Sonradan bu güzel çiçeğin, pekala çiçektir aynı zamanda, Osmanlı’da, Yeniçeriler arasında sembol olarak kullanıldığını öğrenince hiç şaşırmadım. ‘Mesnevi okuma ve pilav yeme’nin yanında elbette böyle huyları olur bir toplumun. Kaynakların yazdığına göre, yeniçeriler talim sırasında ‘lahana ve bamyacı’ olmak üzere ikiye bölünür kendi aralarında rekabet ederlermiş. Güya makbul lahana Merzifon onun rakibi makbul bamya da Amasya’dan gelirmiş. Bamyanın hünerlerine ayrıca eğilmek gerekir ama şimdi lahanayı anışımın sebebi bambaşka. Vaktiyle, TRT’nin İstanbul kültürüne çok değer kazandırmış değerli yönetmenlerinden Tanju Kurtarel ile çalışmış ve İstanbul’u dere tepe, mahzen mahzen dolaşmıştım. Onun çektiği ‘Yedi Tepe Yedi İklim’ belgeseli arşivlerde görsel bir tarih hazinesi olarak duruyor. Bir seferinde yolumuz Çengelköy’e düşmüş ve oradaki ‘lahana kafa’ çeşme ile buluşmuştuk. Asıl ismi Serkavas Ahmet Ağa çeşmesiymiş. Ben içimdeki bu lahana tutkusu sebebiyle ayrıca ona bağlanmış ve hikayesini dinleyince bu bağlılığım daha da artmıştı. Bir vesileyle yolum oraya düştüğünde bizim çeşmeyi ziyaret eder, sessizce karşıdan izlerdim.
***
Geçtiğimiz hafta bir gazetede yer alan bir habere göre bizim çeşme yeni İstanbul haramilerinin boğazına batmış. ‘165 yıllık lahanacılar çeşmesi yıllar içinde plansız ve izinsizce yapılan çevre düzenlemeleri nedeniyle önce kaldırım taşlarının altına gömüldü. Yeniden girişilen çevre düzenlemesiyle boylu boyunca gün yüzü görebilen çeşme, etrafındaki çalışmalardan etkilenmemesi için şimdilik kartonlara sarılmış duruyor’ ifadelerini okuyunca aklıma, halkımızın yağmur ve doludan arabaların korunması için buzdolabı kolileri ve halılarla yaptığı ve bienal sanatçıların kıskandıracak derecedeki absürt görüntüler geldi. Kimin aklına düştüyse, çeşme boydan boya koli ile sarılıp bantlanmıştı. Gazete 165 yıl önceki önü mini mermer yalaklı görüntü ile bir mafya tarafından cezalandırılmak için adeta kaldırıma gömülmüş bir adam izlenimi veren sonraki resmini ve şimdiki halinin fotoğraflarına yer vermişti.

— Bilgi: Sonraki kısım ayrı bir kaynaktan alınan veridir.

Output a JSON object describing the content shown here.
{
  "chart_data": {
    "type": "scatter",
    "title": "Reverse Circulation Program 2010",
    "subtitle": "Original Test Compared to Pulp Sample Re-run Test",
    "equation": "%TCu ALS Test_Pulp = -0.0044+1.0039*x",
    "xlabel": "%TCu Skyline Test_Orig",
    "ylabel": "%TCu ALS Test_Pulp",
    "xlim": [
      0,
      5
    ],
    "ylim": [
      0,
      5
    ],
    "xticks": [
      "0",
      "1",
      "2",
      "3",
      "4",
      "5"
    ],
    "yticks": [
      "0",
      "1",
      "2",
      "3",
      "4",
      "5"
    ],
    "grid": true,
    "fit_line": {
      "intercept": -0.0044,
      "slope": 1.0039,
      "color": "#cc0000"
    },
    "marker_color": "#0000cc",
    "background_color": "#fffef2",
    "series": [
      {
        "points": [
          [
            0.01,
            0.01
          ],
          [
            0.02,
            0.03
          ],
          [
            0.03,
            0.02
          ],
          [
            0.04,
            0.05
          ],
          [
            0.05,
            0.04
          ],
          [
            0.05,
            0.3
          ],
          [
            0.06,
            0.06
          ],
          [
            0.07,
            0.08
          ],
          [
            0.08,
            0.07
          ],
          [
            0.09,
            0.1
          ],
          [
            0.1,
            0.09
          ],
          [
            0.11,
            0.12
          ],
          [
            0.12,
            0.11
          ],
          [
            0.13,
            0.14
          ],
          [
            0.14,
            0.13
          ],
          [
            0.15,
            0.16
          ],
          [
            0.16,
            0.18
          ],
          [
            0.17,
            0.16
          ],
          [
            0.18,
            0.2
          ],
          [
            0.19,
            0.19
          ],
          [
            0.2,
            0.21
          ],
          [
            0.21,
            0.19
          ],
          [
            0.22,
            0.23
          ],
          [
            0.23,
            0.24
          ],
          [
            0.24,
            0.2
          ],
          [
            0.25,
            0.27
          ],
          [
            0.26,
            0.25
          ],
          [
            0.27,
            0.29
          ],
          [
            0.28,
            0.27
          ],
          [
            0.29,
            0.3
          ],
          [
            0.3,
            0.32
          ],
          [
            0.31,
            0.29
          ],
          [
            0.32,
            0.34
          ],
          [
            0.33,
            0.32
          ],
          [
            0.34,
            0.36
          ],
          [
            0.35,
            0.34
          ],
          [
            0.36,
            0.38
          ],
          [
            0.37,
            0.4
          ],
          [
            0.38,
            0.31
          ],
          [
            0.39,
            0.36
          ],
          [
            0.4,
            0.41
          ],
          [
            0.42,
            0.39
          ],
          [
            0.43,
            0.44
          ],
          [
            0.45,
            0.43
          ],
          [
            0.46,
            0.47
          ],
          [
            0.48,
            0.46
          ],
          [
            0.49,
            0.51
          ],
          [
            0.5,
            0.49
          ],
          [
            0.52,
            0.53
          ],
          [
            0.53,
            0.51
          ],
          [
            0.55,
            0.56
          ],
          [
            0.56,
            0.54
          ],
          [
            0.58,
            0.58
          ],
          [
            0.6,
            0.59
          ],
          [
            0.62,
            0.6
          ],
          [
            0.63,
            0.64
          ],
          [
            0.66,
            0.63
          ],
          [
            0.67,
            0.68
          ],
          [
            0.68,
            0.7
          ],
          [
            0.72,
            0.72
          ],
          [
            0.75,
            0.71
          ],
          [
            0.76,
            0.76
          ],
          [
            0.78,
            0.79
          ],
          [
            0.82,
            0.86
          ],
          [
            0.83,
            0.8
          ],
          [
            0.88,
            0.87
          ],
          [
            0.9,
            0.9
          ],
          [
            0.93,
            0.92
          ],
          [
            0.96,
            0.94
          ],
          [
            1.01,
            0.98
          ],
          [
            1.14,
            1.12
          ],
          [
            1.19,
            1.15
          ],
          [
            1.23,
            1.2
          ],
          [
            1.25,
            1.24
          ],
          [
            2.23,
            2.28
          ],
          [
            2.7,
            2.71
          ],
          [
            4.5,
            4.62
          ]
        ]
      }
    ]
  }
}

Mermerden kartona evrilen uygarlık anlayışımız böylelikle bir kez daha belgelenmiş oldu. Oysa o çeşmeyi ilkin ve özellikle varoluşunun sebebiyle korumak ve böylesi tesadüflerin insafından korumak gerekirdi. Belki de dünyanın pek az yerinde bulunabilecek ve üstelik, rekabet ve spor gibi evrensel kodları da bulunan bir çeşmeyi bu hale sokmak bize özgü absürtlüklerden birisi olabilir. Bir tür dolaylı insan heykeli hüviyeti taşıyan, yekpare mermerden yapılması ve süsten ve gösterişten uzak duruşuyla ebedi bir tabiat sırrı fısıldayan bu çeşmeye ne yapılacaksa bir karar verilmeli, caddeden geçen bir arabanın şiddetinden onu korumalı. Müzeye kaldırılsın demek istemiyorum ama böyle her fırsatta bir şamar oğlanı gibi o şekilden bu şekle sokulması da öğrenmeli.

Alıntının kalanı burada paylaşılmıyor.